I pointed at the screen. ‘Tell me what you think this does for our case.’
Jeff raised his hand to his mouth and nibbled on his thumbnail. ‘Well,’ he said, ‘are we presuming it’s not someone just messing arou
nd?’
‘We’re presuming nothing.’
‘Okay. If it is a joke, it would seem like a lot of trouble to go to, making something like this, having it inscribed in Latin and then putting it on display, and nobody spotting it until you came along.’
‘People have been reading Patterson for years and still haven’t gotten the joke. It happens.’
‘It’s made of . . .?’
‘Lead.’
‘Lead, okay. And we don’t know how it came to be in the office?’

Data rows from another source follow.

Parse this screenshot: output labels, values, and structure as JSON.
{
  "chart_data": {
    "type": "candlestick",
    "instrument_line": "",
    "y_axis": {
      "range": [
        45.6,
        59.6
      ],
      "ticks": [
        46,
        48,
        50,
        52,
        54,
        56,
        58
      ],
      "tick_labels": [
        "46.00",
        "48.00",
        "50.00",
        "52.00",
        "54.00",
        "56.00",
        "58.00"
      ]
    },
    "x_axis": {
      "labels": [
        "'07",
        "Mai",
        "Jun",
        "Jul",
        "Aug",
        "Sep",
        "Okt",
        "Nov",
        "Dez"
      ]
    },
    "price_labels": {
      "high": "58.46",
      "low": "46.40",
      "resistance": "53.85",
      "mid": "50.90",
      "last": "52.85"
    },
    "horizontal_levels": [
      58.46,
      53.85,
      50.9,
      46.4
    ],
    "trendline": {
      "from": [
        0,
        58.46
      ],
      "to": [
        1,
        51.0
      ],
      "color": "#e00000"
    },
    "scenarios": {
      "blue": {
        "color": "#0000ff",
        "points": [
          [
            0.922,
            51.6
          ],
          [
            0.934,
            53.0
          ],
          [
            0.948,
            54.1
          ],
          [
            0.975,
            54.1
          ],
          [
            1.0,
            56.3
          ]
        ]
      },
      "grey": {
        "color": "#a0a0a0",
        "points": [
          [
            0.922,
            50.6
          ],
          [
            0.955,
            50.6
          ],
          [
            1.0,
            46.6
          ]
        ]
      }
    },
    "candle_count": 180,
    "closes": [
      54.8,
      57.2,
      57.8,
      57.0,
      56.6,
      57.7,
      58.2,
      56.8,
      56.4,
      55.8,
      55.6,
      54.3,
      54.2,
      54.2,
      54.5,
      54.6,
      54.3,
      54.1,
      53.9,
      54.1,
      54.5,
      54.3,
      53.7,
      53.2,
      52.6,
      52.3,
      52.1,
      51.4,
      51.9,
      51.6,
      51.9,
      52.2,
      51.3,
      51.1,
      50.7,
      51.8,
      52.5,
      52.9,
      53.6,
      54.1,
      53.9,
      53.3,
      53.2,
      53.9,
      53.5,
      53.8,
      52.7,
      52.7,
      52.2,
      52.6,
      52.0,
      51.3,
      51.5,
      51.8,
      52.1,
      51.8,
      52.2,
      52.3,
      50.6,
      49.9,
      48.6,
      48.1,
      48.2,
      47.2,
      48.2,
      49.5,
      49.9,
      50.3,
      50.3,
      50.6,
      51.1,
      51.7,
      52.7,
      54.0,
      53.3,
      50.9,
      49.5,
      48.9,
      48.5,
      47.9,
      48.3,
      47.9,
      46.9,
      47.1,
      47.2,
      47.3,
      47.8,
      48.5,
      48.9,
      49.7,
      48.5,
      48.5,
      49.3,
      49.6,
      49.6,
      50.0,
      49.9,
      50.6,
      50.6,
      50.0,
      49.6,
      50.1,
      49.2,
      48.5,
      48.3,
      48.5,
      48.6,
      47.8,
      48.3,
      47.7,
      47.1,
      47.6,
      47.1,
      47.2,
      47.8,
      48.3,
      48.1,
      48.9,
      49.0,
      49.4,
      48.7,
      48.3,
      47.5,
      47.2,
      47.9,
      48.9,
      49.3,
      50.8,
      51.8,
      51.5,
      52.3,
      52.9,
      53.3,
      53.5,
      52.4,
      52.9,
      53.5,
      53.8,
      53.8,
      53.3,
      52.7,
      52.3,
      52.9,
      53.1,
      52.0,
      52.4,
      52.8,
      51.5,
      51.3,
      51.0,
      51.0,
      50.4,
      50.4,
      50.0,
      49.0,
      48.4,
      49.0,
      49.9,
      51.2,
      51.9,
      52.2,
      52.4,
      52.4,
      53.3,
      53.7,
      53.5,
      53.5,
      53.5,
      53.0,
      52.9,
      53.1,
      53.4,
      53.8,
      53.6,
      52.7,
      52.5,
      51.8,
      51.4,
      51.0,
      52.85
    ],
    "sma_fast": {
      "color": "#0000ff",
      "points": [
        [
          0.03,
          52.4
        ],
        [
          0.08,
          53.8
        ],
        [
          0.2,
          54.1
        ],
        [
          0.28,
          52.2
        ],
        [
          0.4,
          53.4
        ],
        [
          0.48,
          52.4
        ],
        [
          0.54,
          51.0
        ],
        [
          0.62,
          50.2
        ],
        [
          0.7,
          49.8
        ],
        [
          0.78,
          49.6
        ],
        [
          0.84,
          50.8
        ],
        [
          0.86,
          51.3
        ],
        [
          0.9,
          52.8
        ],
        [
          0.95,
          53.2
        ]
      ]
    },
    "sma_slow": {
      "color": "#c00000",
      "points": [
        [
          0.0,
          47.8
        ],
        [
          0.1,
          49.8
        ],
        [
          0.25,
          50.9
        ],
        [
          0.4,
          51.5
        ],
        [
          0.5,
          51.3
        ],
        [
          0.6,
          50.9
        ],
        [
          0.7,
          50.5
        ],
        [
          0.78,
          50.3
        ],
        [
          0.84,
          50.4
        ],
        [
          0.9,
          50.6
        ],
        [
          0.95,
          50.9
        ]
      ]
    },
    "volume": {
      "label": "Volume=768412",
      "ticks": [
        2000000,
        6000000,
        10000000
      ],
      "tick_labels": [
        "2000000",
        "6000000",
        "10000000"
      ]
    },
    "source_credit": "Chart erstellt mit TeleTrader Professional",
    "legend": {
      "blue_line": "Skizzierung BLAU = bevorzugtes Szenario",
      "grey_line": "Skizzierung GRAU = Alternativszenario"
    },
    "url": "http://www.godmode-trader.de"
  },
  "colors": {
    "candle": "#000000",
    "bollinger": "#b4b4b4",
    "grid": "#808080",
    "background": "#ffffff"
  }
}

‘No, but . . .’ I ran my finger around the edges of the image. ‘Here, in the grooves where the lead has been folded, there’s soil, which suggests it was in the ground, which fits with the traditional methodology for laying the curse. The All Star is in the middle of a retail park. There’s no open ground, but there are a number of concrete flower boxes immediately outside the club. I sneezed on the way past them – you know what my allergies are like. The flowers were in bloom, but had not been picked or otherwise vandalised, and the soil wasn’t peppered with cigarette butts – which suggests that it was either turned over fairly recently or replaced. The soil on the edge of the defixio is dark, suggesting recent contact with water and that it hadn’t had time to dry out since it was washed, which could mean that it was only discovered in the past few days.’
‘Uhuh,’ said Jeff.
‘You’re probably wondering how long it had been there?’
‘Indeed,’ said Jeff.
I clicked on the screen and brought up an article from the Belfast Telegraph about the murder which was accompanied by single column photograph of Fat Sam, and a larger one of the All Star itself.
‘Notice anything?’ I asked.
‘He’s no oil painting.’ I raised an eyebrow. ‘Uhm, right . . . no.’
‘Flower boxes,’ I said. Jeff nodded. I then clicked onto the next article I had saved. It was a copy of an advertising feature from the same newspaper, but dated a month before the murder. ‘Look – more or less the same photo, but see?’
‘No flower boxes,’ said Jeff.
‘Exactly. They were only put in place in the few weeks between the advertising feature appearing and Fat Sam being murdered, so we at least know that the defixio could have been buried there.’